Re: what to expect from distributed sstate cache?


Mans Zigher <mans.zigher@...>
 

Hi,

Thanks for the input. Regarding docker we are building the docker
image and we are using the same image for all nodes so should they not
be identical when the nodes start the containers?

Thanks,

Den ons 27 maj 2020 kl 11:16 skrev <Mikko.Rapeli@...>:


Hi,

On Wed, May 27, 2020 at 10:58:55AM +0200, Mans Zigher wrote:
This is maybe more related to bitbake but I start by posting it here.
I am for the first time trying to make use of a distributed sstate
cache but I am getting some unexpected results and wanted to hear if
my expectations are wrong.
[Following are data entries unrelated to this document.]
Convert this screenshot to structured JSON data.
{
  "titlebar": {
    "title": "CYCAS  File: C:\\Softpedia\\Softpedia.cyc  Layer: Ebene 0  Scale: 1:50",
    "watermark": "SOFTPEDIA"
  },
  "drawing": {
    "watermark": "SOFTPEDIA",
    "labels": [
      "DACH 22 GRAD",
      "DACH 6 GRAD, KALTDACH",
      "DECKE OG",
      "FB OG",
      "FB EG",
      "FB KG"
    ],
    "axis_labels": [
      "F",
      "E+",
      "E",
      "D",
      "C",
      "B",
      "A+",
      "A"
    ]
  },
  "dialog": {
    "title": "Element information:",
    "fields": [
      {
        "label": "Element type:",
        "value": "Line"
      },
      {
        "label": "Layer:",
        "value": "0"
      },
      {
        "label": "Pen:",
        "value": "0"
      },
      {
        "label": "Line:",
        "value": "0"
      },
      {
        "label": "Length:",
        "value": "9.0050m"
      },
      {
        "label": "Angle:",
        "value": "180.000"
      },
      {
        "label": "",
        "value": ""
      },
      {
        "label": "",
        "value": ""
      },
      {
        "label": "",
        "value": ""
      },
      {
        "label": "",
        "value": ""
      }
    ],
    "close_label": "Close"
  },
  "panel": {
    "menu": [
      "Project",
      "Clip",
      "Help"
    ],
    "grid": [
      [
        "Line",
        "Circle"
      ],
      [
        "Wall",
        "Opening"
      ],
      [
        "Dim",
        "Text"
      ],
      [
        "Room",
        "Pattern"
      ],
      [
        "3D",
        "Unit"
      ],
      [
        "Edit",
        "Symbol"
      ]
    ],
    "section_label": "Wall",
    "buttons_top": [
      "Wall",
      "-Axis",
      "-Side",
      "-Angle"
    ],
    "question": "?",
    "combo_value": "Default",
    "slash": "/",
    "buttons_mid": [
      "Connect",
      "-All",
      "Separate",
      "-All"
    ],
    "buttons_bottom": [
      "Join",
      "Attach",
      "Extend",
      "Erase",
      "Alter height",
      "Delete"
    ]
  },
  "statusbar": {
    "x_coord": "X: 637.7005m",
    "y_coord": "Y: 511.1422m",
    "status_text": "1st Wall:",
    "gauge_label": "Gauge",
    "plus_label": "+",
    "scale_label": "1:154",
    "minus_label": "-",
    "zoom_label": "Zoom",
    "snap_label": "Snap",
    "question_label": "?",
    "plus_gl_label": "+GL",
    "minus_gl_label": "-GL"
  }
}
Everything works as expected when a build
node is using a sstate cache from it's self so I do a clean build and
upload the sstate cache from that build to our mirror. If then do a
complete build using the mirror I get a 99% hit rate which is what I
would expect. If I then start a build on a different node using the
same cache I am only getting a 16% hit rate. I am running the builds
inside docker so the environment should be identical. We have several
build nodes in our CI and they where actually cloned and all of them
have the same HW. They are all running the builds in docker but it
looks like they can share the sstate cache and still get a 99% hit
rate. This to me suggests that the hit rate for the sstate cache is
node depending so a cache cannot actually be shared between different
nodes which is not what I expected. I have not been able find any
information about this limitation. Any clarification regarding what to
expect from the sstate cache would be appreciated.
We do something similar except we rsync a sstate mirror to build
nodes from latest release before a build (and topic from gerrit
are merged to latest release too to avoid sstate and build tree getting
too out of sync).

bitbake-diffsigs can tell you why things get rebuild. The answers
should be there.

Also note that docker images are not reproducible by default
and might end up having different patch versions of openssl etc
depending on who build them and when. One way to work around this
is to use e.g. snapshots.debian.org repos for Debian containers
with a timestamped state of the full package repo used to generate
the container. I've done something similar but manual on top of
debootstrap to create a build rootfs tarball for lxc.